Christians consider Jesus as their saviour. Muslims consider Muhammad as the final prophet. These titles, ‘saviour’ and ‘prophet’ make sense only if one believes that humankind needs rescuing, that humankind has fallen. And that brings us to the idea of the Original Sin. Is the Original Sin a historical event? Can that be objectively proved? Belief in the overarching narrative of the Original Sin is essential for Jesus to be saviour and Muhammad to be prophet. Both Christianity and Islam are founded on the presupposition of the Original Sin. Hinduism, however, is not.
The subjective truth of the Hindus is quite different. Hindu texts therefore make no reference to prophets or saviours. They refer instead to avatars. An avatar is not the son of God or the messenger of God; an avatar is God descending on earth to set things right. Ram is an avatar. Krishna is an avatar.
Is an avatar a historical figure? Yes, says the Right-Wing politician. No, says the Left-Wing politician. Since both Ram and Krishna are avatars of Vishnu, are they the same person living two different lives in two different periods or two different people in two different times? Suddenly there is hesitation. How can two historical figures be the same individual? Logic and rationality fail once again.
Now let us ask a more difficult question. How many Rams are there? If Ram is a historical figure, there can be only one Ram. But the scriptures do not agree. According to the scripture, the world goes through cycles of birth and death. In each world-cycle, known as Kalpa in Sanskrit, there is a Ram in the Treta Yuga and a Krishna in a Dvapara Yuga. There have been countless Kalpas before the one we exist in; and there will be countless Kalpas after we exist in. In each Kalpa, there will be Ram and Krishna.
Just as the Biblical context does not make sense without belief in the Original Sin, the Hindu context does not make sense without belief in a world that goes through unending and repeated cycles of birth and death.

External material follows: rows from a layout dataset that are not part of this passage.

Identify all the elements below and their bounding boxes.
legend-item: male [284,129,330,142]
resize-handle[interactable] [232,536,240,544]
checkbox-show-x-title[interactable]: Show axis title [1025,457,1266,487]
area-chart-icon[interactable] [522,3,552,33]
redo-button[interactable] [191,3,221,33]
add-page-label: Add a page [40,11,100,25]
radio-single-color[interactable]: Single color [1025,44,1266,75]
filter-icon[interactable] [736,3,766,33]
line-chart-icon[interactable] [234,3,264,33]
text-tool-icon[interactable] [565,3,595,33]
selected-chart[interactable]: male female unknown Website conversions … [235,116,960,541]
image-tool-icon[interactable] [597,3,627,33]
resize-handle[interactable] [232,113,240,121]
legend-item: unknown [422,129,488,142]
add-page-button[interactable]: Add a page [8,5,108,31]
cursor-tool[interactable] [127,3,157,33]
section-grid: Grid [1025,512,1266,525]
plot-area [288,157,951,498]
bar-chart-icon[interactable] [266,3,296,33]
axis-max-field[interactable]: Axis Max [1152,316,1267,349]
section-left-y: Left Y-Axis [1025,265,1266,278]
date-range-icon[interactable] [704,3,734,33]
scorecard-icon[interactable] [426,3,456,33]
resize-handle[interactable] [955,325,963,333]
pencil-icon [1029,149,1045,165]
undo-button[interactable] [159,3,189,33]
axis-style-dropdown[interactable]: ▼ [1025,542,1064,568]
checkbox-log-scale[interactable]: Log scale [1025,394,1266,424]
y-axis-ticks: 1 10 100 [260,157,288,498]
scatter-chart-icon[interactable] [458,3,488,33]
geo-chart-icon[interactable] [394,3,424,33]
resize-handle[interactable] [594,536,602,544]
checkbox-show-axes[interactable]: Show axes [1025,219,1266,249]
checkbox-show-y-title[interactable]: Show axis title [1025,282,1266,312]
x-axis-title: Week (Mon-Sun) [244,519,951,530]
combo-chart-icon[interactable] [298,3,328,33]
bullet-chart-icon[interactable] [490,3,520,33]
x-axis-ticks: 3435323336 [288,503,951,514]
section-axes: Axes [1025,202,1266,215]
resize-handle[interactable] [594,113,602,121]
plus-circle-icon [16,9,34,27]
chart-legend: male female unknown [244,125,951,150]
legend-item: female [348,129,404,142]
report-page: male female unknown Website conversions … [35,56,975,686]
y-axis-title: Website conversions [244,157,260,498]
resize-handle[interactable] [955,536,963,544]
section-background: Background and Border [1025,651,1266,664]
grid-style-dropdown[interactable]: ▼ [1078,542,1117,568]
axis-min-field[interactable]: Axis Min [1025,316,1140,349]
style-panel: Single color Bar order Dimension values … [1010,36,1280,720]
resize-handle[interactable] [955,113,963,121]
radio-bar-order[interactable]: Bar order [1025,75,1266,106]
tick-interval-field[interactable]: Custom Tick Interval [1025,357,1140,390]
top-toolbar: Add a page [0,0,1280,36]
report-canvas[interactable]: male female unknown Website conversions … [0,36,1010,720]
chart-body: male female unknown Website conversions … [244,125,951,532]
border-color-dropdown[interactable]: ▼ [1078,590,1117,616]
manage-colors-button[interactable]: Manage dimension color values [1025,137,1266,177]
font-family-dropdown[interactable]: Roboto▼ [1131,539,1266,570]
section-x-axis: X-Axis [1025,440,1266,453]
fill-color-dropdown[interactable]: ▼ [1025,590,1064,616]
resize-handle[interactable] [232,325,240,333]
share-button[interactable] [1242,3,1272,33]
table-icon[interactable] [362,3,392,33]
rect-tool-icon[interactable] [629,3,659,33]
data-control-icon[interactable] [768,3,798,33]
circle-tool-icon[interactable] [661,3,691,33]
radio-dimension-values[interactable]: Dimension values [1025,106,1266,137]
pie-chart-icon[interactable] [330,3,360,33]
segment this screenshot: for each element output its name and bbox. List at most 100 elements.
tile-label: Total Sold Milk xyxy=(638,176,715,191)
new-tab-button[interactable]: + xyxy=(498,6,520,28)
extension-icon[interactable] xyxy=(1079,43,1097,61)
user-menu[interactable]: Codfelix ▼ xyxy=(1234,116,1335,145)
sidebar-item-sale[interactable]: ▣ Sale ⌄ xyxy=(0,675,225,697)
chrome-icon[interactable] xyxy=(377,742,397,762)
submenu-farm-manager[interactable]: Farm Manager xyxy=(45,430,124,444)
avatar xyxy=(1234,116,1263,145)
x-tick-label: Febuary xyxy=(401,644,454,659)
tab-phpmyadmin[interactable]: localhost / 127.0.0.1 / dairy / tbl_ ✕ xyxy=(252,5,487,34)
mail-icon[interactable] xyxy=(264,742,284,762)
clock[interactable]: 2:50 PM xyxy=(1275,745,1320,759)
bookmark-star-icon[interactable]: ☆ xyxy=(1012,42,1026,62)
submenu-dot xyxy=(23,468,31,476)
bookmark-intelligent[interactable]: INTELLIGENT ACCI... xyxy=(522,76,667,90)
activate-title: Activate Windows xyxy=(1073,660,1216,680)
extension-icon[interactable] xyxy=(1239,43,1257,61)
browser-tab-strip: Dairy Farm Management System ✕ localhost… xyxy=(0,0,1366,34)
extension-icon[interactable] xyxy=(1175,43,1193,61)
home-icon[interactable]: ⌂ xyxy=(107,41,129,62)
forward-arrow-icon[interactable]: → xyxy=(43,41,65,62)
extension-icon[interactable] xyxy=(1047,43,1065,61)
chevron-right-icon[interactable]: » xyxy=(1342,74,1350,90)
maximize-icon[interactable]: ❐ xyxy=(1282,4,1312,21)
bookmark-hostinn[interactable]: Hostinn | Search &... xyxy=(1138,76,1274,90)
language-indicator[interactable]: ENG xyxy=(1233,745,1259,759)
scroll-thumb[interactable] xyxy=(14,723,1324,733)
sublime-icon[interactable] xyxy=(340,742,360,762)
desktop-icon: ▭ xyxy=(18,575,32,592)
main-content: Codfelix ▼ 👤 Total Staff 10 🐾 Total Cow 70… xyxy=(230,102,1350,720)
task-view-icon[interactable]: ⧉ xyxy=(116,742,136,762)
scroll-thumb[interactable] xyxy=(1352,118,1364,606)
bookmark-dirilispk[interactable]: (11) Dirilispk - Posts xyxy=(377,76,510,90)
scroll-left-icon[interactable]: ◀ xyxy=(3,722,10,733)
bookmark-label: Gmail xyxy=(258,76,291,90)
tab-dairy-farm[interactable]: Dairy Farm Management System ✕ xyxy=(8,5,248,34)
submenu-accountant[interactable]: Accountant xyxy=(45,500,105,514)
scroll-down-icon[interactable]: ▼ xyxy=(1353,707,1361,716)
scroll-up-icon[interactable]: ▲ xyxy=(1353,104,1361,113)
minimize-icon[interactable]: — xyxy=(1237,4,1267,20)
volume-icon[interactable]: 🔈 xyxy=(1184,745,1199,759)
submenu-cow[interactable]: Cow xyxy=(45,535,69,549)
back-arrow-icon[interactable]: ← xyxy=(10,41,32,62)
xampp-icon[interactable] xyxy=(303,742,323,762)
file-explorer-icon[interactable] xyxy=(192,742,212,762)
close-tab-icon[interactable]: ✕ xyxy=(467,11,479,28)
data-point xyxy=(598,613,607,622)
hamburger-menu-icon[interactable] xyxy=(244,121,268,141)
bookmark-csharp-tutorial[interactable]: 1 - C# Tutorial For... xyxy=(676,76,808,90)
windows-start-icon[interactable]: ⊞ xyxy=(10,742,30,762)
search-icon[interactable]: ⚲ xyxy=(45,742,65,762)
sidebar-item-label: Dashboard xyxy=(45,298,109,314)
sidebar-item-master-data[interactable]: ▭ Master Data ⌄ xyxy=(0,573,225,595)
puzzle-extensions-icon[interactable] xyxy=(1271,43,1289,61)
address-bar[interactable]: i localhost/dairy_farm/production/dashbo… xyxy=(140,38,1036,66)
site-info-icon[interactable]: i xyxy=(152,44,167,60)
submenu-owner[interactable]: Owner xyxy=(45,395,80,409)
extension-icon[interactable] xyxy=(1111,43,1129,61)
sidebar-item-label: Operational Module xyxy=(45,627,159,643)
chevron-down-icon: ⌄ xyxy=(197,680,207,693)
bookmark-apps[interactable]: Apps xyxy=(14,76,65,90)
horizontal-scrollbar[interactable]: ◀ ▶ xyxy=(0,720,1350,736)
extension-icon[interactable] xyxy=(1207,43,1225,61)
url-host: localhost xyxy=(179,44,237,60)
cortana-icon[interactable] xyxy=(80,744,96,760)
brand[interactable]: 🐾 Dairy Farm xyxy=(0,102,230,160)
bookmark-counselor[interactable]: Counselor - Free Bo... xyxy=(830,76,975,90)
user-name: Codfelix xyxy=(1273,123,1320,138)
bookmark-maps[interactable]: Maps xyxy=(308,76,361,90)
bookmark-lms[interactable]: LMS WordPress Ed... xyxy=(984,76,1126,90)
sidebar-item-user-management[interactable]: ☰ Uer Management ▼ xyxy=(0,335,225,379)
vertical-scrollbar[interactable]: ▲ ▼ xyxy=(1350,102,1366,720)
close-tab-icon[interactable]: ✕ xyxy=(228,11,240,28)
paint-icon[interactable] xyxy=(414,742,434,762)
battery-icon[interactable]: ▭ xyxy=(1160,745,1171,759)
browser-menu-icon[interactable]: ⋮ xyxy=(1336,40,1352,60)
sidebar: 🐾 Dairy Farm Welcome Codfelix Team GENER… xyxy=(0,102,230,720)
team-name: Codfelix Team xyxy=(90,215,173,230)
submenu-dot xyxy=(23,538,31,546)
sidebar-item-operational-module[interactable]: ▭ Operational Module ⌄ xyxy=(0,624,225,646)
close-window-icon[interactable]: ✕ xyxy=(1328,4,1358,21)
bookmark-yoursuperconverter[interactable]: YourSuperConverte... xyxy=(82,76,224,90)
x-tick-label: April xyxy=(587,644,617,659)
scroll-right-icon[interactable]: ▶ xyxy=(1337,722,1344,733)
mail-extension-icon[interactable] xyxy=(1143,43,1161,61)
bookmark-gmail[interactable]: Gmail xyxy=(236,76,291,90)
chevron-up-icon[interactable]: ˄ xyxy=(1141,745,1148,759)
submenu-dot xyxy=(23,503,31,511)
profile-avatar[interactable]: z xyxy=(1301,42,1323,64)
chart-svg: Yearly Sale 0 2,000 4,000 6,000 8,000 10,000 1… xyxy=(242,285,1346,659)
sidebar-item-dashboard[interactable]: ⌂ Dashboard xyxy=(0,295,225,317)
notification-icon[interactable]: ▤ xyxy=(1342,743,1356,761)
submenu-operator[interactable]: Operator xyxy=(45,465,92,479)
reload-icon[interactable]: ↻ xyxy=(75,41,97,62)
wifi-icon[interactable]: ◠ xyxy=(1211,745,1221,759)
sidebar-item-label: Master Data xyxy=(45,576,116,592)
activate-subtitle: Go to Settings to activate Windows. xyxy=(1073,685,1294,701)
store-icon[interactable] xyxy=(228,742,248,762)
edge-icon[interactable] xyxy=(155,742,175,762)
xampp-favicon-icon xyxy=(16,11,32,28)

Science does not make any room for the notion of Kalpa. Science does not make room for the idea that the world was created in seven days. Scholars argue, that ideas such as Creation in Seven days, Original Sin, Fall of Man, Kalpa, Yugas are all symbolic – and must not be taken literally. But they are taken literally. In the USA, even today, there are schools which refuse to teach Evolution to man because it goes against the belief of Creation. Likewise, in India, there is one school of thought that insists Ram is historical reality while another is determined to dismiss Ram as poetic fantasy. The former is trying to legitimise the faith of a people through science. The latter is trying to mock faith as the ‘opium of the masses’.